HAK ATAS TANAH PADA MASA KOLONIAL BELANDA
Hak atas
tanah pada masa Kolonial Belanda atau sebelum UUPA pada umumnya, Hukum Agraria
sebelum berlakunya UUPA terdapat dua kutub hukum, yaitu Hukum Agraria Adat dan
Hukum Agraria Barat.
Hukum
Agraria adat, dimana hukum ini berasal dari adat istiadat atau kebiasaan
penduduk pribumi yang telah menjadi aturan atau norma yang harus dipatuhi.
Hukum ini mengenal hak atas tanah seperti hak ulayat, hak milik dan hak pakai. Hak
atas tanah menurut hukum Adat diantaranya:
1. Hak Ulayat
Hak ulayat ialah hak atas tanah
yang dipegang oleh seluruh anggota masyarakat hukum adat secara bersama sama
atau komunal. Dengan hak ulayat ini, masyarakat hukum adat yang bersangkutan
menguasai tanah tersebut secara menyeluruh.
2. Hak Milik dan Hak Pakai
Hak milik (adat) atas tanah adalah suatu hak atas tanah yang dipegang
oleh perorangan atas sebidang tanah tertentu yang terletak di dalam wilayah hak
ulayat masyarakat hukumadat yang bersangkutan.
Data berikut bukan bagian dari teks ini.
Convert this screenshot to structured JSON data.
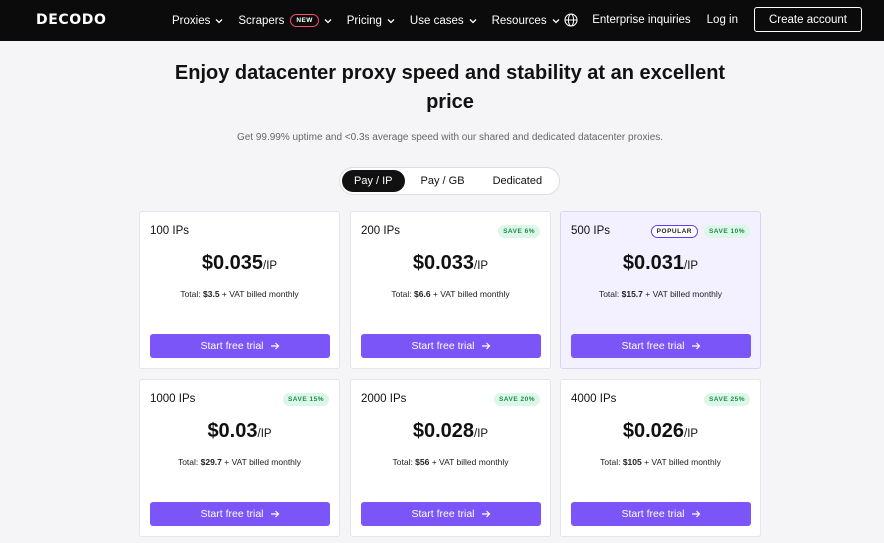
{
  "nav": {
    "logo": "DECODO",
    "menu": [
      {
        "label": "Proxies"
      },
      {
        "label": "Scrapers",
        "badge": "NEW"
      },
      {
        "label": "Pricing"
      },
      {
        "label": "Use cases"
      },
      {
        "label": "Resources"
      }
    ],
    "enterprise": "Enterprise inquiries",
    "login": "Log in",
    "create_account": "Create account"
  },
  "hero": {
    "headline_line1": "Enjoy datacenter proxy speed and stability at an excellent",
    "headline_line2": "price",
    "subtitle": "Get 99.99% uptime and <0.3s average speed with our shared and dedicated datacenter proxies."
  },
  "toggle": {
    "options": [
      "Pay / IP",
      "Pay / GB",
      "Dedicated"
    ],
    "selected": "Pay / IP"
  },
  "plans": [
    {
      "title": "100 IPs",
      "price": "$0.035",
      "unit": "/IP",
      "total_prefix": "Total: ",
      "total_amount": "$3.5",
      "total_suffix": " + VAT billed monthly",
      "save": "",
      "popular": "",
      "cta": "Start free trial"
    },
    {
      "title": "200 IPs",
      "price": "$0.033",
      "unit": "/IP",
      "total_prefix": "Total: ",
      "total_amount": "$6.6",
      "total_suffix": " + VAT billed monthly",
      "save": "SAVE 6%",
      "popular": "",
      "cta": "Start free trial"
    },
    {
      "title": "500 IPs",
      "price": "$0.031",
      "unit": "/IP",
      "total_prefix": "Total: ",
      "total_amount": "$15.7",
      "total_suffix": " + VAT billed monthly",
      "save": "SAVE 10%",
      "popular": "POPULAR",
      "cta": "Start free trial"
    },
    {
      "title": "1000 IPs",
      "price": "$0.03",
      "unit": "/IP",
      "total_prefix": "Total: ",
      "total_amount": "$29.7",
      "total_suffix": " + VAT billed monthly",
      "save": "SAVE 15%",
      "popular": "",
      "cta": "Start free trial"
    },
    {
      "title": "2000 IPs",
      "price": "$0.028",
      "unit": "/IP",
      "total_prefix": "Total: ",
      "total_amount": "$56",
      "total_suffix": " + VAT billed monthly",
      "save": "SAVE 20%",
      "popular": "",
      "cta": "Start free trial"
    },
    {
      "title": "4000 IPs",
      "price": "$0.026",
      "unit": "/IP",
      "total_prefix": "Total: ",
      "total_amount": "$105",
      "total_suffix": " + VAT billed monthly",
      "save": "SAVE 25%",
      "popular": "",
      "cta": "Start free trial"
    }
  ],
  "colors": {
    "accent": "#7b55f7",
    "nav_bg": "#0b0b0b",
    "save_bg": "#dcf7e7",
    "save_text": "#1e8a4c",
    "popular_card_bg": "#f3f1ff"
  }
}
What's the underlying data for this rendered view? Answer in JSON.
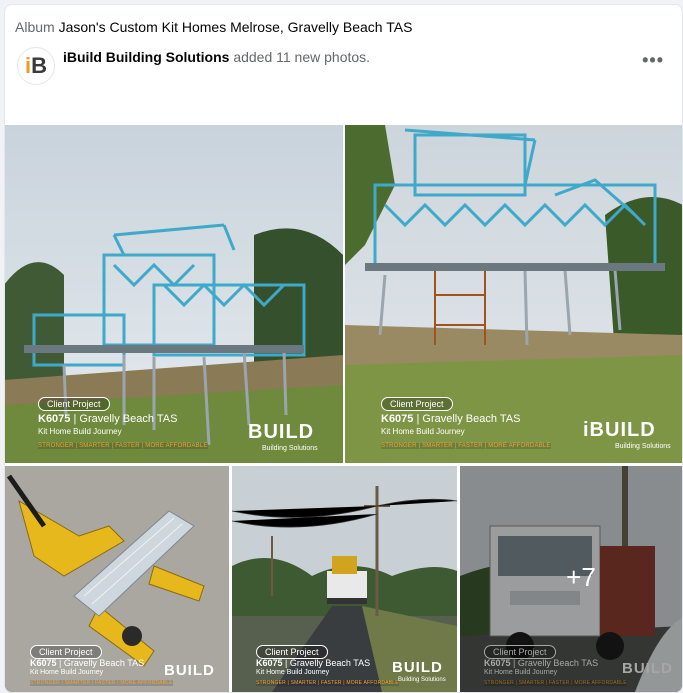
{
  "album": {
    "prefix": "Album",
    "title": "Jason's Custom Kit Homes Melrose, Gravelly Beach TAS"
  },
  "post": {
    "author": "iBuild Building Solutions",
    "action": "added 11 new photos.",
    "more_icon": "more-horizontal-icon",
    "avatar_logo": "iB"
  },
  "photos": [
    {
      "client_project": "Client Project",
      "code": "K6075",
      "location": "Gravelly Beach TAS",
      "journey": "Kit Home Build Journey",
      "slogan": "STRONGER | SMARTER | FASTER | MORE AFFORDABLE",
      "brand": "BUILD",
      "brand_sub": "Building Solutions"
    },
    {
      "client_project": "Client Project",
      "code": "K6075",
      "location": "Gravelly Beach TAS",
      "journey": "Kit Home Build Journey",
      "slogan": "STRONGER | SMARTER | FASTER | MORE AFFORDABLE",
      "brand": "iBUILD",
      "brand_sub": "Building Solutions"
    },
    {
      "client_project": "Client Project",
      "code": "K6075",
      "location": "Gravelly Beach TAS",
      "journey": "Kit Home Build Journey",
      "slogan": "STRONGER | SMARTER | FASTER | MORE AFFORDABLE",
      "brand": "BUILD",
      "brand_sub": ""
    },
    {
      "client_project": "Client Project",
      "code": "K6075",
      "location": "Gravelly Beach TAS",
      "journey": "Kit Home Build Journey",
      "slogan": "STRONGER | SMARTER | FASTER | MORE AFFORDABLE",
      "brand": "BUILD",
      "brand_sub": "Building Solutions"
    },
    {
      "client_project": "Client Project",
      "code": "K6075",
      "location": "Gravelly Beach TAS",
      "journey": "Kit Home Build Journey",
      "slogan": "STRONGER | SMARTER | FASTER | MORE AFFORDABLE",
      "brand": "BUILD",
      "brand_sub": "",
      "more_count": "+7"
    }
  ],
  "colors": {
    "frame_blue": "#3fa9c9",
    "accent_orange": "#f29a1f"
  }
}
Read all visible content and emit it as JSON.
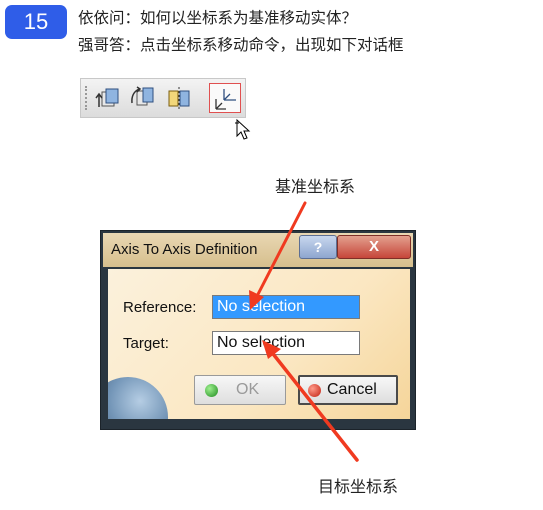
{
  "badge": "15",
  "question": "依依问：如何以坐标系为基准移动实体？",
  "answer": "强哥答：点击坐标系移动命令，出现如下对话框",
  "annotations": {
    "reference_label": "基准坐标系",
    "target_label": "目标坐标系",
    "arrow_color": "#f03a20"
  },
  "toolbar": {
    "icons": [
      "translate-icon",
      "rotate-icon",
      "symmetry-icon",
      "axis-to-axis-icon"
    ],
    "active_icon": "axis-to-axis-icon"
  },
  "dialog": {
    "title": "Axis To Axis Definition",
    "help_label": "?",
    "close_label": "X",
    "reference_label": "Reference:",
    "reference_value": "No selection",
    "target_label": "Target:",
    "target_value": "No selection",
    "ok_label": "OK",
    "cancel_label": "Cancel"
  }
}
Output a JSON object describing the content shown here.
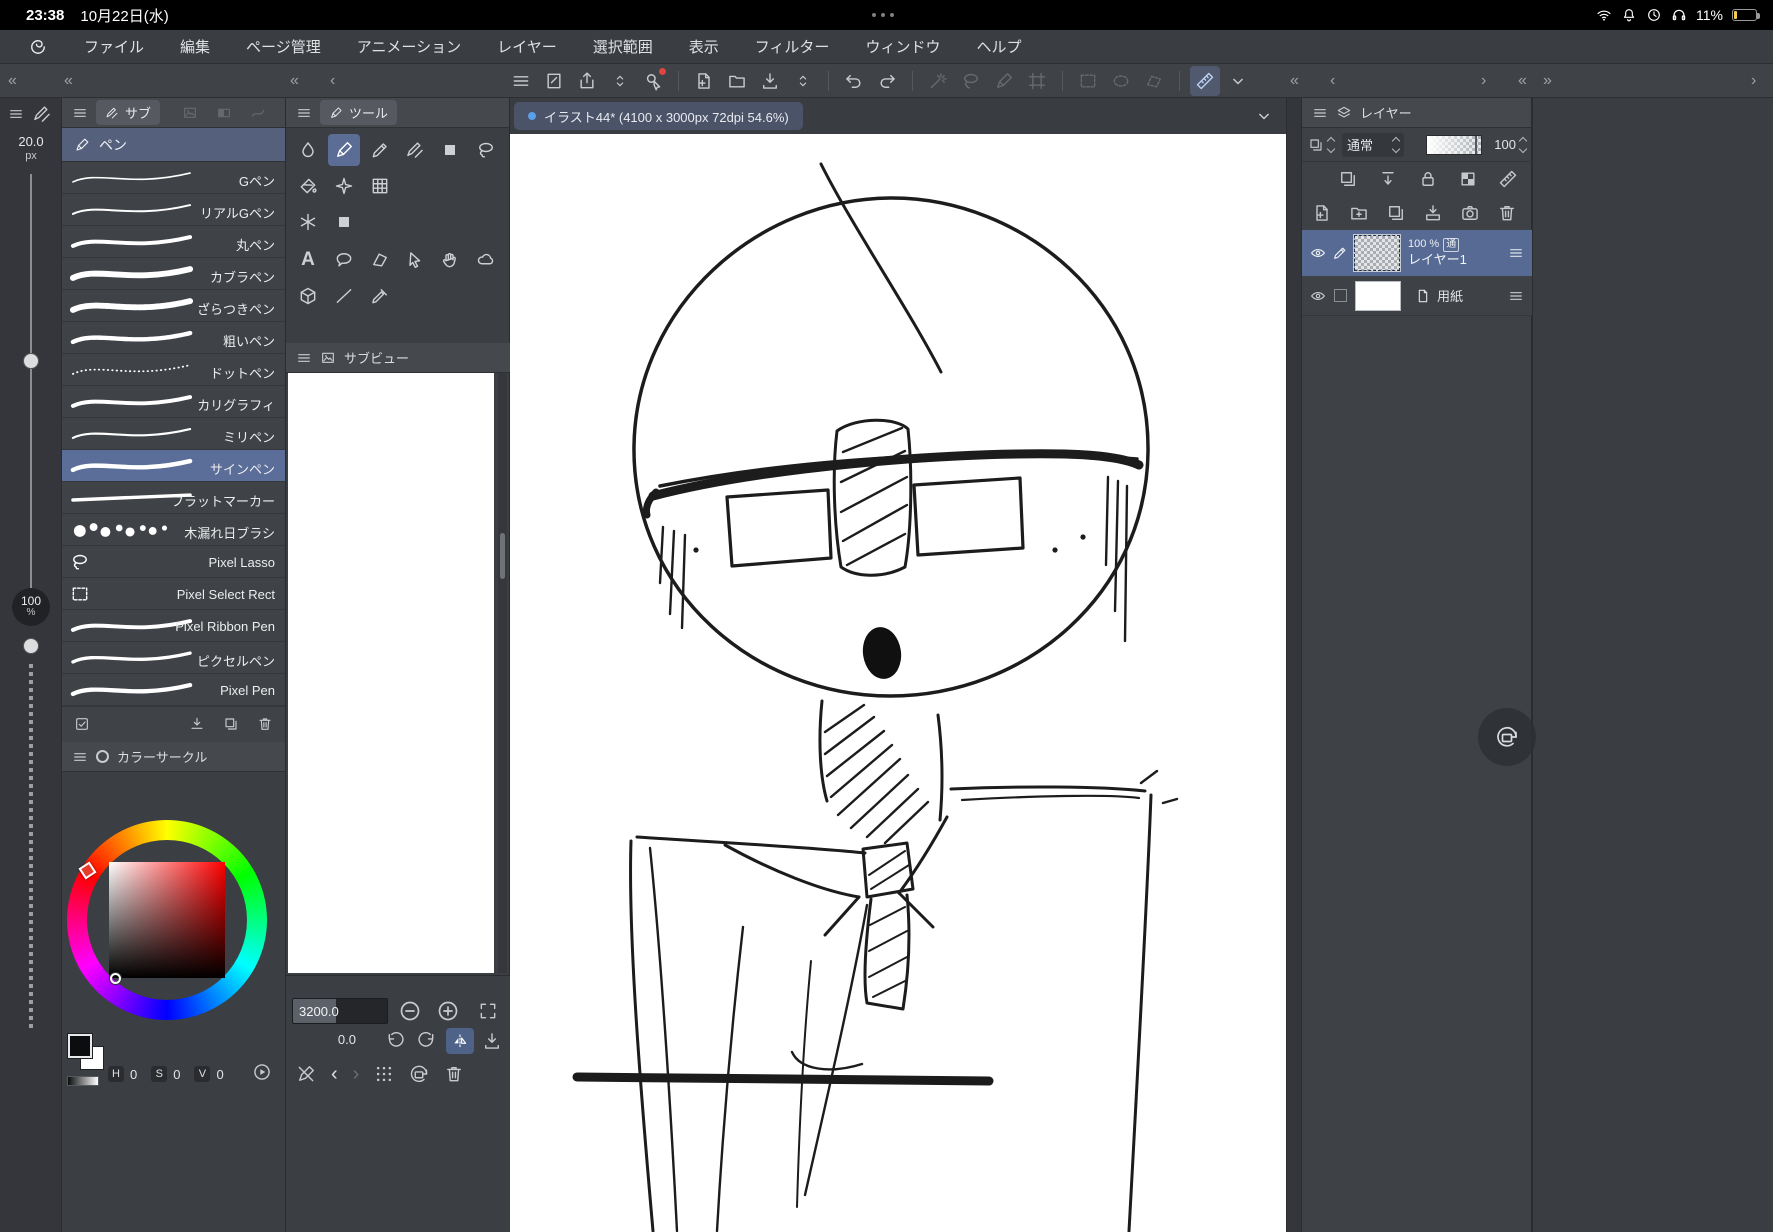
{
  "colors": {
    "selection_blue": "#5b6d99",
    "tab_blue": "#4a5367",
    "tab_dot_blue": "#5aa0e8",
    "battery_low_yellow": "#f6cf4b",
    "panel_dark": "#3b3e43",
    "canvas_white": "#ffffff"
  },
  "glyphs": {
    "collapse_left": "«",
    "collapse_right": "»",
    "chevron_left": "‹",
    "chevron_right": "›"
  },
  "status_bar": {
    "time": "23:38",
    "date": "10月22日(水)",
    "battery_percent": "11%"
  },
  "menu_bar": {
    "items": [
      {
        "label": "ファイル"
      },
      {
        "label": "編集"
      },
      {
        "label": "ページ管理"
      },
      {
        "label": "アニメーション"
      },
      {
        "label": "レイヤー"
      },
      {
        "label": "選択範囲"
      },
      {
        "label": "表示"
      },
      {
        "label": "フィルター"
      },
      {
        "label": "ウィンドウ"
      },
      {
        "label": "ヘルプ"
      }
    ]
  },
  "document": {
    "tab_title": "イラスト44* (4100 x 3000px 72dpi 54.6%)"
  },
  "tool_strip": {
    "brush_size": "20.0",
    "brush_size_unit": "px",
    "opacity": "100",
    "opacity_unit": "%"
  },
  "subtool_panel": {
    "tab_label": "サブ",
    "group_label": "ペン",
    "selected_brush": "サインペン",
    "brushes": [
      {
        "label": "Gペン"
      },
      {
        "label": "リアルGペン"
      },
      {
        "label": "丸ペン"
      },
      {
        "label": "カブラペン"
      },
      {
        "label": "ざらつきペン"
      },
      {
        "label": "粗いペン"
      },
      {
        "label": "ドットペン"
      },
      {
        "label": "カリグラフィ"
      },
      {
        "label": "ミリペン"
      },
      {
        "label": "サインペン"
      },
      {
        "label": "フラットマーカー"
      },
      {
        "label": "木漏れ日ブラシ"
      },
      {
        "label": "Pixel Lasso"
      },
      {
        "label": "Pixel Select Rect"
      },
      {
        "label": "Pixel Ribbon Pen"
      },
      {
        "label": "ピクセルペン"
      },
      {
        "label": "Pixel Pen"
      }
    ]
  },
  "tool_panel": {
    "tab_label": "ツール",
    "text_tool_glyph": "A"
  },
  "subview_panel": {
    "title": "サブビュー"
  },
  "navigator": {
    "zoom_value": "3200.0",
    "rotation_value": "0.0"
  },
  "color_panel": {
    "title": "カラーサークル",
    "h_label": "H",
    "h_value": "0",
    "s_label": "S",
    "s_value": "0",
    "v_label": "V",
    "v_value": "0"
  },
  "layer_panel": {
    "title": "レイヤー",
    "blend_mode": "通常",
    "opacity_value": "100",
    "layers": [
      {
        "opacity_text": "100 %",
        "blend_chip": "通",
        "name": "レイヤー1"
      },
      {
        "name": "用紙"
      }
    ]
  }
}
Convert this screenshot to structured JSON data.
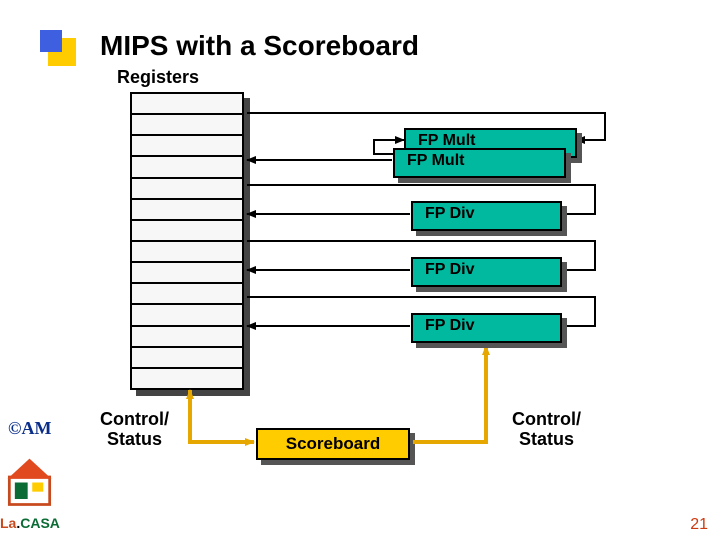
{
  "title": "MIPS with a Scoreboard",
  "labels": {
    "registers": "Registers",
    "scoreboard": "Scoreboard",
    "control_status_left": "Control/\nStatus",
    "control_status_right": "Control/\nStatus"
  },
  "functional_units": {
    "fp_mult_back": "FP Mult",
    "fp_mult_front": "FP Mult",
    "fp_div_1": "FP Div",
    "fp_div_2": "FP Div",
    "fp_div_3": "FP Div"
  },
  "register_file_rows": 14,
  "badges": {
    "am": "©AM",
    "lacasa_prefix": "La",
    "lacasa_suffix": "CASA"
  },
  "page_number": "21"
}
Contohnya tanah yang dikuasai dengan
hak milik dalam hukum adat itu berupa sawah dan beralih turun-menurun. Hak
Pakai (adat) atas tanah ialah suatu hak atas tanah menurut hukum adat yang
telah memberikan wewenang kepada seseorang tertentu untuk memakai sebidang
tanah tertentu bagi kepentingannya. Biasanya tanah yang dikuasai dengan hak
dalam hukum adat itu berupa ladang.[12]
Hak hak
atas tanah diatas tadi merupakan macam hak atas tanah adat yang secara garis
besar atau pada umumnya. Adapun macam hak atas tanah lainnya,yaitu:
• Hak
Gogol
Hak
Gogol ialah hak seorang gogol, atas apa yang ada dalam perundang undangan agraria
dalam zaman hindia belanda dahulu, disebut komunal desa. “Hak Gogol” biasanya
disebut “Hak Sanggao”, atau “Hak Pekulen”. Untuk diketahui Hak Gogol itu
disebut hak komunal (Communal Bezit) yang dianggap sebagai tanah desa, yang
diusahakan oleh orang orang tertentu,gogol(=Kuli), sedang tanahnya disebut
tanah gogolan atau tanah Pekulen.
• Hak
Grant
Hak
Grant adalah Hak atas tanah atas pemberian Hak Raja raja kepada bangsa asing.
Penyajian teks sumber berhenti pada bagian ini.